The exemption is available for up to two years after the date on which the land becomes unfit for occupation as a PPR. This period may be extended for an additional two years if the Commissioner is satisfied there has been an acceptable delay beyond the control of the individual owner or eligible trustee.
A PPR exemption for land that is unfit for occupation is not available if other land owned by the individual owner or eligible trustee is eligible for the PPR exemption.
Where a landowner or vested beneficiary is unable to occupy land as their PPR because a residence was being built or renovated on it, the owner or eligible trustee is required to pay land tax whilst it is unoccupied.
Once they start or resume using and occupying the land as their PPR for six continuous months, they can apply for a refund of up to two years’ of land tax paid during the time it was constructed or renovated. This is known as a section 61 refund.
The application for a refund must be made before 31 December of the year after the year the landowner or vested beneficiary started or resumed using the land as their PPR.
A refund of tax paid may also be available for two additional years if the Commissioner is satisfied there was an acceptable delay in the commencement or completion of building work which was beyond the control of the landowner. This is intended to cover delays caused by unexpected events, planning delays, damage or destruction.
Both these refunds can be provisionally granted on the basis that the landowner or vested beneficiary have, or will, reside at the subject property as their PPR for a period of six continuous months.
To qualify for a refund for any of the four years, the landowner or trustee must not have been eligible for a PPR exemption on any other land and must not have derived any income from the land in question during that time.
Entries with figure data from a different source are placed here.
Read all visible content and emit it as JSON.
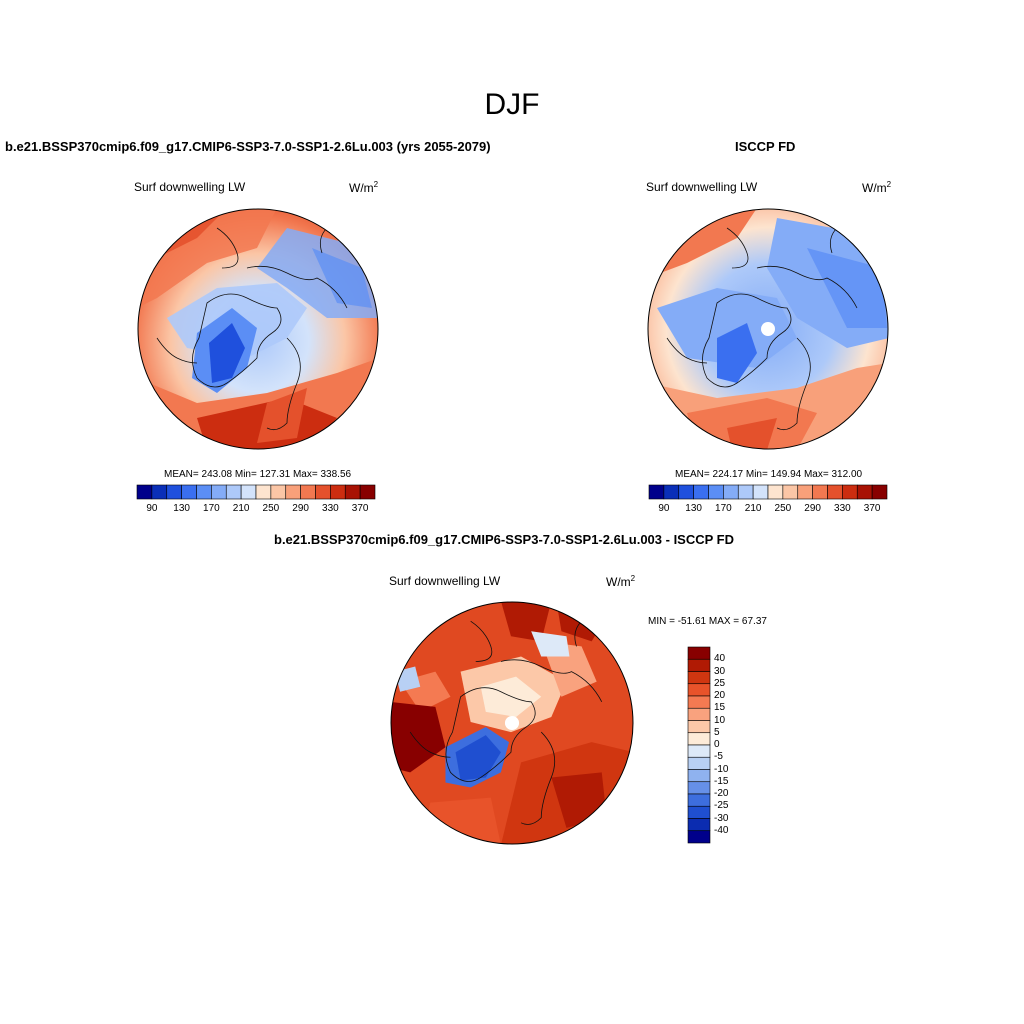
{
  "figure": {
    "season": "DJF"
  },
  "panels": {
    "model": {
      "title": "b.e21.BSSP370cmip6.f09_g17.CMIP6-SSP3-7.0-SSP1-2.6Lu.003 (yrs 2055-2079)",
      "variable": "Surf downwelling LW",
      "units_base": "W/m",
      "units_exp": "2",
      "stats": "MEAN= 243.08  Min= 127.31  Max= 338.56"
    },
    "obs": {
      "title": "ISCCP FD",
      "variable": "Surf downwelling LW",
      "units_base": "W/m",
      "units_exp": "2",
      "stats": "MEAN= 224.17  Min= 149.94  Max= 312.00"
    },
    "diff": {
      "title": "b.e21.BSSP370cmip6.f09_g17.CMIP6-SSP3-7.0-SSP1-2.6Lu.003 - ISCCP FD",
      "variable": "Surf downwelling LW",
      "units_base": "W/m",
      "units_exp": "2",
      "stats": "MIN = -51.61 MAX =  67.37"
    }
  },
  "colorbar_abs": {
    "colors": [
      "#00008b",
      "#0a2fb8",
      "#1f50dd",
      "#3a6ff0",
      "#5b8ef5",
      "#84acf7",
      "#adc9f9",
      "#d3e3fb",
      "#fde4cf",
      "#fbc6a6",
      "#f8a07a",
      "#f27850",
      "#e4512c",
      "#cc2d10",
      "#a81204",
      "#880000"
    ],
    "ticks": [
      "90",
      "130",
      "170",
      "210",
      "250",
      "290",
      "330",
      "370"
    ]
  },
  "colorbar_diff": {
    "colors": [
      "#880000",
      "#b01a04",
      "#d03610",
      "#e8532a",
      "#f47a52",
      "#f9a27e",
      "#fcc8a8",
      "#fdebd8",
      "#dde9f8",
      "#b8d0f4",
      "#8fb2ef",
      "#6690e8",
      "#3d6ede",
      "#1f4fd0",
      "#0b2cb0",
      "#00008b"
    ],
    "ticks": [
      "40",
      "30",
      "25",
      "20",
      "15",
      "10",
      "5",
      "0",
      "-5",
      "-10",
      "-15",
      "-20",
      "-25",
      "-30",
      "-40"
    ]
  },
  "map_colors": {
    "pole_hole": "#ffffff",
    "coastline": "#111111",
    "outline": "#000000"
  }
}
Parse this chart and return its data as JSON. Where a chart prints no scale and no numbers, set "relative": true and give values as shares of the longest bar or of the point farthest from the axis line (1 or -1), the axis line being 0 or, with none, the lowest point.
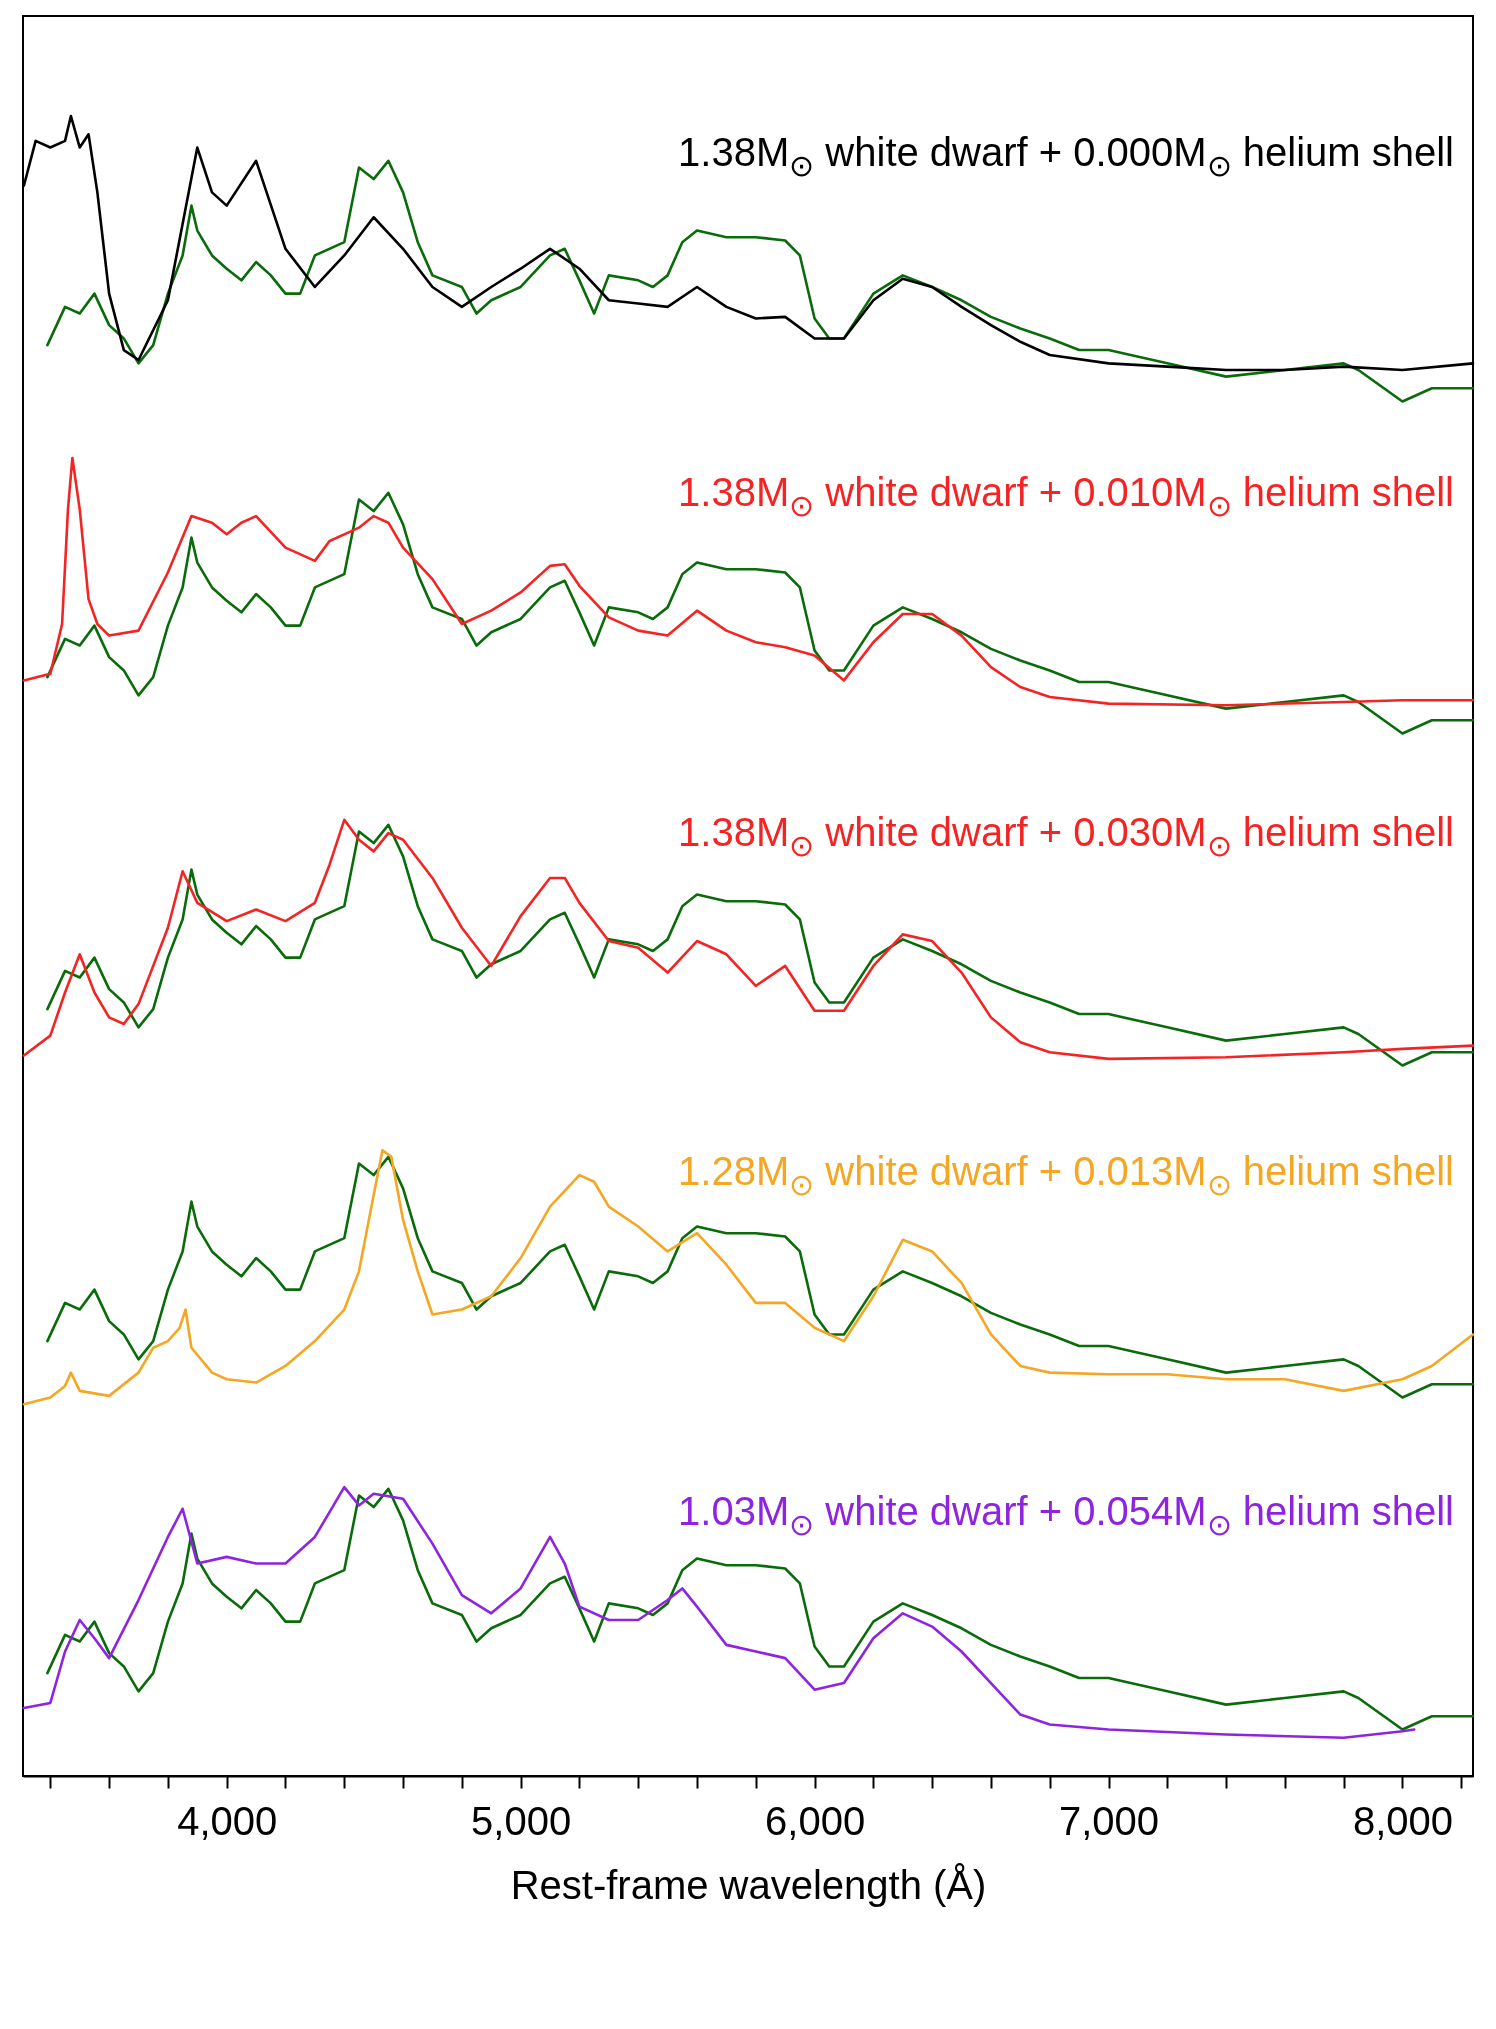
{
  "chart_data": {
    "type": "line",
    "relative": true,
    "xlabel": "Rest-frame wavelength (Å)",
    "xlim": [
      3307,
      8240
    ],
    "xticks": [
      {
        "value": 3400,
        "label": null
      },
      {
        "value": 3600,
        "label": null
      },
      {
        "value": 3800,
        "label": null
      },
      {
        "value": 4000,
        "label": "4,000"
      },
      {
        "value": 4200,
        "label": null
      },
      {
        "value": 4400,
        "label": null
      },
      {
        "value": 4600,
        "label": null
      },
      {
        "value": 4800,
        "label": null
      },
      {
        "value": 5000,
        "label": "5,000"
      },
      {
        "value": 5200,
        "label": null
      },
      {
        "value": 5400,
        "label": null
      },
      {
        "value": 5600,
        "label": null
      },
      {
        "value": 5800,
        "label": null
      },
      {
        "value": 6000,
        "label": "6,000"
      },
      {
        "value": 6200,
        "label": null
      },
      {
        "value": 6400,
        "label": null
      },
      {
        "value": 6600,
        "label": null
      },
      {
        "value": 6800,
        "label": null
      },
      {
        "value": 7000,
        "label": "7,000"
      },
      {
        "value": 7200,
        "label": null
      },
      {
        "value": 7400,
        "label": null
      },
      {
        "value": 7600,
        "label": null
      },
      {
        "value": 7800,
        "label": null
      },
      {
        "value": 8000,
        "label": "8,000"
      },
      {
        "value": 8200,
        "label": null
      }
    ],
    "x": [
      3390,
      3450,
      3500,
      3550,
      3600,
      3650,
      3700,
      3750,
      3800,
      3850,
      3880,
      3900,
      3950,
      4000,
      4050,
      4100,
      4150,
      4200,
      4250,
      4300,
      4400,
      4450,
      4500,
      4550,
      4600,
      4650,
      4700,
      4800,
      4850,
      4900,
      5000,
      5100,
      5150,
      5200,
      5250,
      5300,
      5400,
      5450,
      5500,
      5550,
      5600,
      5700,
      5800,
      5900,
      5950,
      6000,
      6050,
      6100,
      6200,
      6300,
      6400,
      6500,
      6600,
      6700,
      6800,
      6900,
      7000,
      7200,
      7400,
      7600,
      7800,
      7850,
      8000,
      8100,
      8240
    ],
    "line_style": "solid",
    "marker": "none",
    "series": [
      {
        "color": "#0a6b0a",
        "values": [
          0.862,
          0.885,
          0.881,
          0.893,
          0.874,
          0.866,
          0.851,
          0.862,
          0.893,
          0.916,
          0.946,
          0.931,
          0.916,
          0.908,
          0.901,
          0.912,
          0.904,
          0.893,
          0.893,
          0.916,
          0.924,
          0.969,
          0.962,
          0.973,
          0.954,
          0.924,
          0.904,
          0.897,
          0.881,
          0.889,
          0.897,
          0.916,
          0.92,
          0.901,
          0.881,
          0.904,
          0.901,
          0.897,
          0.904,
          0.924,
          0.931,
          0.927,
          0.927,
          0.925,
          0.916,
          0.878,
          0.866,
          0.866,
          0.893,
          0.904,
          0.897,
          0.889,
          0.879,
          0.872,
          0.866,
          0.859,
          0.859,
          0.851,
          0.843,
          0.847,
          0.851,
          0.847,
          0.828,
          0.836,
          0.836
        ]
      },
      {
        "name": "1.38M$_{⊙}$ white dwarf + 0.000M$_{⊙}$ helium shell",
        "color": "#000000",
        "x": [
          3310,
          3350,
          3400,
          3450,
          3470,
          3500,
          3530,
          3560,
          3600,
          3650,
          3700,
          3800,
          3900,
          3950,
          4000,
          4100,
          4200,
          4300,
          4400,
          4500,
          4600,
          4700,
          4800,
          4900,
          5000,
          5100,
          5200,
          5300,
          5400,
          5500,
          5600,
          5700,
          5800,
          5900,
          6000,
          6100,
          6200,
          6300,
          6400,
          6500,
          6600,
          6700,
          6800,
          7000,
          7200,
          7400,
          7600,
          7800,
          8000,
          8240
        ],
        "values": [
          0.958,
          0.985,
          0.981,
          0.985,
          1.0,
          0.981,
          0.989,
          0.954,
          0.893,
          0.859,
          0.853,
          0.889,
          0.981,
          0.954,
          0.946,
          0.973,
          0.92,
          0.897,
          0.916,
          0.939,
          0.92,
          0.897,
          0.885,
          0.897,
          0.908,
          0.92,
          0.908,
          0.889,
          0.887,
          0.885,
          0.897,
          0.885,
          0.878,
          0.879,
          0.866,
          0.866,
          0.889,
          0.902,
          0.897,
          0.885,
          0.874,
          0.864,
          0.856,
          0.851,
          0.849,
          0.847,
          0.847,
          0.849,
          0.847,
          0.851
        ]
      },
      {
        "color": "#0a6b0a",
        "values": [
          0.662,
          0.685,
          0.681,
          0.693,
          0.674,
          0.666,
          0.651,
          0.662,
          0.693,
          0.716,
          0.746,
          0.731,
          0.716,
          0.708,
          0.701,
          0.712,
          0.704,
          0.693,
          0.693,
          0.716,
          0.724,
          0.769,
          0.762,
          0.773,
          0.754,
          0.724,
          0.704,
          0.697,
          0.681,
          0.689,
          0.697,
          0.716,
          0.72,
          0.701,
          0.681,
          0.704,
          0.701,
          0.697,
          0.704,
          0.724,
          0.731,
          0.727,
          0.727,
          0.725,
          0.716,
          0.678,
          0.666,
          0.666,
          0.693,
          0.704,
          0.697,
          0.689,
          0.679,
          0.672,
          0.666,
          0.659,
          0.659,
          0.651,
          0.643,
          0.647,
          0.651,
          0.647,
          0.628,
          0.636,
          0.636
        ]
      },
      {
        "name": "1.38M$_{⊙}$ white dwarf + 0.010M$_{⊙}$ helium shell",
        "color": "#f42424",
        "x": [
          3310,
          3400,
          3440,
          3460,
          3475,
          3500,
          3530,
          3560,
          3600,
          3700,
          3800,
          3880,
          3950,
          4000,
          4050,
          4100,
          4200,
          4300,
          4350,
          4400,
          4450,
          4500,
          4550,
          4600,
          4700,
          4800,
          4900,
          5000,
          5100,
          5150,
          5200,
          5300,
          5400,
          5500,
          5600,
          5700,
          5800,
          5900,
          6000,
          6100,
          6200,
          6300,
          6400,
          6500,
          6600,
          6700,
          6800,
          7000,
          7400,
          7800,
          8000,
          8240
        ],
        "values": [
          0.66,
          0.664,
          0.694,
          0.763,
          0.794,
          0.763,
          0.709,
          0.694,
          0.687,
          0.69,
          0.725,
          0.759,
          0.755,
          0.748,
          0.755,
          0.759,
          0.74,
          0.732,
          0.744,
          0.748,
          0.752,
          0.759,
          0.755,
          0.74,
          0.721,
          0.694,
          0.702,
          0.713,
          0.729,
          0.73,
          0.717,
          0.698,
          0.69,
          0.687,
          0.702,
          0.69,
          0.683,
          0.68,
          0.675,
          0.66,
          0.683,
          0.7,
          0.7,
          0.687,
          0.668,
          0.656,
          0.65,
          0.646,
          0.645,
          0.647,
          0.648,
          0.648
        ]
      },
      {
        "color": "#0a6b0a",
        "values": [
          0.462,
          0.485,
          0.481,
          0.493,
          0.474,
          0.466,
          0.451,
          0.462,
          0.493,
          0.516,
          0.546,
          0.531,
          0.516,
          0.508,
          0.501,
          0.512,
          0.504,
          0.493,
          0.493,
          0.516,
          0.524,
          0.569,
          0.562,
          0.573,
          0.554,
          0.524,
          0.504,
          0.497,
          0.481,
          0.489,
          0.497,
          0.516,
          0.52,
          0.501,
          0.481,
          0.504,
          0.501,
          0.497,
          0.504,
          0.524,
          0.531,
          0.527,
          0.527,
          0.525,
          0.516,
          0.478,
          0.466,
          0.466,
          0.493,
          0.504,
          0.497,
          0.489,
          0.479,
          0.472,
          0.466,
          0.459,
          0.459,
          0.451,
          0.443,
          0.447,
          0.451,
          0.447,
          0.428,
          0.436,
          0.436
        ]
      },
      {
        "name": "1.38M$_{⊙}$ white dwarf + 0.030M$_{⊙}$ helium shell",
        "color": "#f42424",
        "x": [
          3310,
          3400,
          3450,
          3500,
          3550,
          3600,
          3650,
          3700,
          3800,
          3850,
          3900,
          4000,
          4100,
          4200,
          4300,
          4350,
          4400,
          4450,
          4500,
          4550,
          4600,
          4700,
          4800,
          4900,
          5000,
          5100,
          5150,
          5200,
          5300,
          5400,
          5500,
          5600,
          5700,
          5800,
          5900,
          6000,
          6100,
          6200,
          6300,
          6400,
          6500,
          6600,
          6700,
          6800,
          7000,
          7400,
          7800,
          8000,
          8240
        ],
        "values": [
          0.434,
          0.446,
          0.472,
          0.495,
          0.472,
          0.457,
          0.453,
          0.465,
          0.511,
          0.545,
          0.526,
          0.515,
          0.522,
          0.515,
          0.526,
          0.549,
          0.576,
          0.564,
          0.557,
          0.568,
          0.564,
          0.541,
          0.511,
          0.488,
          0.518,
          0.541,
          0.541,
          0.526,
          0.503,
          0.499,
          0.484,
          0.503,
          0.495,
          0.476,
          0.488,
          0.461,
          0.461,
          0.488,
          0.507,
          0.503,
          0.484,
          0.457,
          0.442,
          0.436,
          0.432,
          0.433,
          0.436,
          0.438,
          0.44
        ]
      },
      {
        "color": "#0a6b0a",
        "values": [
          0.262,
          0.285,
          0.281,
          0.293,
          0.274,
          0.266,
          0.251,
          0.262,
          0.293,
          0.316,
          0.346,
          0.331,
          0.316,
          0.308,
          0.301,
          0.312,
          0.304,
          0.293,
          0.293,
          0.316,
          0.324,
          0.369,
          0.362,
          0.373,
          0.354,
          0.324,
          0.304,
          0.297,
          0.281,
          0.289,
          0.297,
          0.316,
          0.32,
          0.301,
          0.281,
          0.304,
          0.301,
          0.297,
          0.304,
          0.324,
          0.331,
          0.327,
          0.327,
          0.325,
          0.316,
          0.278,
          0.266,
          0.266,
          0.293,
          0.304,
          0.297,
          0.289,
          0.279,
          0.272,
          0.266,
          0.259,
          0.259,
          0.251,
          0.243,
          0.247,
          0.251,
          0.247,
          0.228,
          0.236,
          0.236
        ]
      },
      {
        "name": "1.28M$_{⊙}$ white dwarf + 0.013M$_{⊙}$ helium shell",
        "color": "#f5a623",
        "x": [
          3310,
          3400,
          3450,
          3470,
          3500,
          3600,
          3700,
          3750,
          3800,
          3840,
          3860,
          3880,
          3950,
          4000,
          4100,
          4200,
          4300,
          4400,
          4450,
          4500,
          4530,
          4560,
          4600,
          4650,
          4700,
          4800,
          4900,
          5000,
          5100,
          5200,
          5250,
          5300,
          5400,
          5500,
          5600,
          5700,
          5800,
          5900,
          6000,
          6100,
          6200,
          6300,
          6400,
          6500,
          6600,
          6700,
          6800,
          7000,
          7200,
          7400,
          7600,
          7800,
          8000,
          8100,
          8240
        ],
        "values": [
          0.224,
          0.228,
          0.235,
          0.243,
          0.232,
          0.229,
          0.243,
          0.258,
          0.262,
          0.27,
          0.281,
          0.258,
          0.243,
          0.239,
          0.237,
          0.247,
          0.262,
          0.281,
          0.304,
          0.35,
          0.377,
          0.373,
          0.335,
          0.304,
          0.278,
          0.281,
          0.289,
          0.312,
          0.343,
          0.362,
          0.358,
          0.343,
          0.331,
          0.316,
          0.327,
          0.308,
          0.285,
          0.285,
          0.27,
          0.262,
          0.289,
          0.323,
          0.316,
          0.297,
          0.266,
          0.247,
          0.243,
          0.242,
          0.242,
          0.239,
          0.239,
          0.232,
          0.239,
          0.247,
          0.266
        ]
      },
      {
        "color": "#0a6b0a",
        "values": [
          0.062,
          0.085,
          0.081,
          0.093,
          0.074,
          0.066,
          0.051,
          0.062,
          0.093,
          0.116,
          0.146,
          0.131,
          0.116,
          0.108,
          0.101,
          0.112,
          0.104,
          0.093,
          0.093,
          0.116,
          0.124,
          0.169,
          0.162,
          0.173,
          0.154,
          0.124,
          0.104,
          0.097,
          0.081,
          0.089,
          0.097,
          0.116,
          0.12,
          0.101,
          0.081,
          0.104,
          0.101,
          0.097,
          0.104,
          0.124,
          0.131,
          0.127,
          0.127,
          0.125,
          0.116,
          0.078,
          0.066,
          0.066,
          0.093,
          0.104,
          0.097,
          0.089,
          0.079,
          0.072,
          0.066,
          0.059,
          0.059,
          0.051,
          0.043,
          0.047,
          0.051,
          0.047,
          0.028,
          0.036,
          0.036
        ]
      },
      {
        "name": "1.03M$_{⊙}$ white dwarf + 0.054M$_{⊙}$ helium shell",
        "color": "#8e24e0",
        "x": [
          3310,
          3400,
          3450,
          3500,
          3550,
          3600,
          3700,
          3800,
          3850,
          3900,
          4000,
          4100,
          4200,
          4300,
          4400,
          4450,
          4500,
          4600,
          4700,
          4800,
          4900,
          5000,
          5100,
          5150,
          5200,
          5300,
          5400,
          5500,
          5550,
          5600,
          5700,
          5800,
          5900,
          6000,
          6100,
          6200,
          6300,
          6400,
          6500,
          6600,
          6700,
          6800,
          7000,
          7400,
          7800,
          8000,
          8040
        ],
        "values": [
          0.041,
          0.044,
          0.075,
          0.094,
          0.083,
          0.071,
          0.106,
          0.144,
          0.161,
          0.128,
          0.132,
          0.128,
          0.128,
          0.144,
          0.174,
          0.163,
          0.17,
          0.167,
          0.14,
          0.109,
          0.098,
          0.113,
          0.144,
          0.128,
          0.102,
          0.094,
          0.094,
          0.106,
          0.113,
          0.102,
          0.079,
          0.075,
          0.071,
          0.052,
          0.056,
          0.083,
          0.098,
          0.09,
          0.075,
          0.056,
          0.037,
          0.031,
          0.028,
          0.025,
          0.023,
          0.027,
          0.028
        ]
      }
    ]
  }
}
Further, to qualify for the refund from the second to fourth years, the owner or trustee must have been entitled to a refund of the immediate preceding year.
Failure to satisfy the six month occupancy requirement may constitute a notification default and may result in the subject property being reassessed for land tax with penalties and interest.
The taxpayer is responsible for notifying us of any change in circumstances that may result in the six months occupancy requirement not being met.
Lastly, if the property was being renovated, the renovations must be so substantial that the landowner or vested beneficiary could not live in the property during the works.
Where a substantial business activity is conducted on the land being used as a PPR, an exemption will apply only to the portion of the land is used for residential purposes by the individual owner, vested beneficiary or the person with the right to reside.
The apportionment is to be based on either floor space of a building or land area.
The Commissioner may consult with the Valuer-General regarding apportionment.
If the PPR land contains a separate residence, such as a granny flat or bungalow, which is leased to a residential tenant, land tax will be assessed on that part of the PPR land that is leased.
The PPR exemption will only apply to the part of the land used for residential purposes by the individual owner, vested beneficiary or the person with the right to reside.
Where only some of the vested beneficiaries of the trust reside at the PPR land, an exemption or refund will be limited to the proportion of the land which the vested beneficiary who uses the land as their PPR has an interest.
Mark and Nicola are the vested beneficiaries in the Red House under a fixed trust. They have equal interests. Only Mark lives there. He is entitled to a land tax exemption on his 50% share of the value of the Red House. Nicola is not entitled to a land tax exemption on her share of the Red House.
For the purposes of the PPR exemption, it does not matter if you own the land jointly with others.
If you use and occupy the land as your PPR, you are exempt from land tax on the land.